Know when to use BFS vs DFS:
- BFS: level-by-level processing, minimum depth
- DFS: path exploration, need to backtrack
Space complexity includes call stack - O(h) for balanced tree, O(n) for skewed
Common patterns:
- Height/depth calculation
- Path sum problems
- Tree construction from traversals
- Serialization/deserialization
15. Spaced Repetition Prompts
Q: What are the 4 binary tree traversal orders and their use cases? A: Preorder (Root-L-R): copy tree, serialize. Inorder (L-Root-R): BST sorted order. Postorder (L-R-Root): deletion, expression evaluation. Level-order: shortest path, level processing.

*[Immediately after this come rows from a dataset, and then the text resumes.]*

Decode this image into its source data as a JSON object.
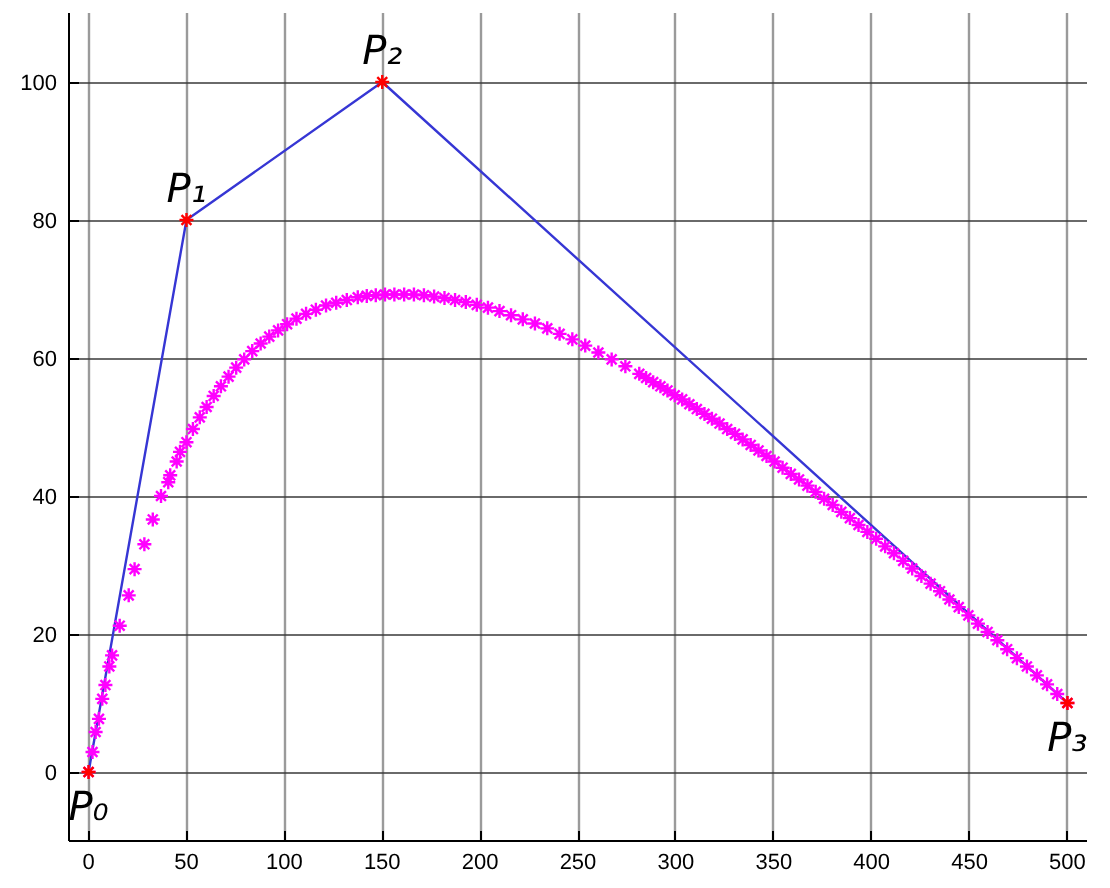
{
  "chart_data": {
    "type": "scatter",
    "marker": "cross",
    "grid": true,
    "xlim": [
      -10,
      510
    ],
    "ylim": [
      -10,
      110
    ],
    "xticks": [
      0,
      50,
      100,
      150,
      200,
      250,
      300,
      350,
      400,
      450,
      500
    ],
    "yticks": [
      0,
      20,
      40,
      60,
      80,
      100
    ],
    "series": [
      {
        "type": "line",
        "marker": "none",
        "color": "#3636d4",
        "x": [
          0,
          50,
          150,
          500
        ],
        "values": [
          0,
          80,
          100,
          10
        ]
      },
      {
        "color": "#ff00ff",
        "x": [
          0,
          2,
          3.6,
          5.3,
          7,
          8.6,
          10.6,
          12,
          15.9,
          20.5,
          23.5,
          28.5,
          32.8,
          37,
          40.7,
          41.7,
          45,
          46.7,
          50,
          53.3,
          56.8,
          60.3,
          63.9,
          67.6,
          71.5,
          75.4,
          79.5,
          83.6,
          87.9,
          92.3,
          96.8,
          101.4,
          106.2,
          111.1,
          116.1,
          121.3,
          126.5,
          131.9,
          137.5,
          142.1,
          146.7,
          151.4,
          156.2,
          161.2,
          166.2,
          171.3,
          176.5,
          181.8,
          187.2,
          192.7,
          198.3,
          204,
          209.9,
          215.8,
          221.8,
          228,
          234.3,
          240.6,
          247.1,
          253.7,
          260.4,
          267.2,
          274.2,
          281.3,
          284.8,
          288.4,
          292.1,
          295.7,
          299.4,
          303.2,
          306.9,
          310.7,
          314.6,
          318.4,
          322.3,
          326.2,
          330.2,
          334.1,
          338.2,
          342.2,
          346.3,
          350.4,
          354.5,
          358.7,
          362.9,
          367.2,
          371.4,
          375.7,
          380.1,
          384.5,
          388.9,
          393.3,
          397.8,
          402.3,
          406.9,
          411.4,
          416.1,
          420.7,
          425.4,
          430.1,
          434.9,
          439.7,
          444.5,
          449.4,
          454.3,
          459.2,
          464.2,
          469.2,
          474.2,
          479.3,
          484.4,
          489.6,
          494.8,
          500
        ],
        "values": [
          0,
          2.9,
          5.8,
          7.7,
          10.6,
          12.6,
          15.3,
          16.9,
          21.2,
          25.6,
          29.4,
          33,
          36.6,
          40,
          42,
          43,
          45,
          46.4,
          47.8,
          49.7,
          51.4,
          52.9,
          54.5,
          55.9,
          57.3,
          58.6,
          59.8,
          61,
          62.1,
          63.1,
          64,
          64.9,
          65.7,
          66.4,
          67,
          67.6,
          68,
          68.4,
          68.8,
          69,
          69.1,
          69.2,
          69.2,
          69.2,
          69.2,
          69.1,
          68.9,
          68.7,
          68.4,
          68.1,
          67.7,
          67.3,
          66.8,
          66.2,
          65.6,
          65,
          64.3,
          63.5,
          62.7,
          61.8,
          60.8,
          59.8,
          58.8,
          57.7,
          57.1,
          56.5,
          55.9,
          55.3,
          54.6,
          54,
          53.3,
          52.6,
          51.9,
          51.2,
          50.5,
          49.7,
          49,
          48.2,
          47.4,
          46.6,
          45.8,
          45,
          44.1,
          43.2,
          42.4,
          41.5,
          40.6,
          39.6,
          38.7,
          37.7,
          36.8,
          35.8,
          34.8,
          33.8,
          32.7,
          31.7,
          30.6,
          29.5,
          28.4,
          27.3,
          26.2,
          25,
          23.9,
          22.7,
          21.5,
          20.3,
          19.1,
          17.8,
          16.5,
          15.3,
          14,
          12.7,
          11.3,
          10
        ]
      },
      {
        "color": "#ff0000",
        "x": [
          0,
          50,
          150,
          500
        ],
        "values": [
          0,
          80,
          100,
          10
        ]
      }
    ],
    "annotations": [
      {
        "text": "P₀",
        "x": 0,
        "y": 0
      },
      {
        "text": "P₁",
        "x": 50,
        "y": 80
      },
      {
        "text": "P₂",
        "x": 150,
        "y": 100
      },
      {
        "text": "P₃",
        "x": 500,
        "y": 10
      }
    ]
  }
}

Q: How do you convert recursive DFS to iterative? A: Use explicit stack. For preorder: push root, pop and process, push right then left. For inorder: go left while possible (pushing), pop and process, go right.
Q: What’s the space complexity of recursive tree traversal? A: O(h) where h is height. O(log n) for balanced, O(n) for skewed/worst case.
Q: How do you construct a tree from preorder + inorder? A: First element of preorder is root. Find root in inorder - left part is left subtree, right part is right subtree. Recurse.
Q: What’s the key insight for tree diameter problem? A: Diameter through any node = left_height + right_height. Track max diameter globally while computing heights bottom-up.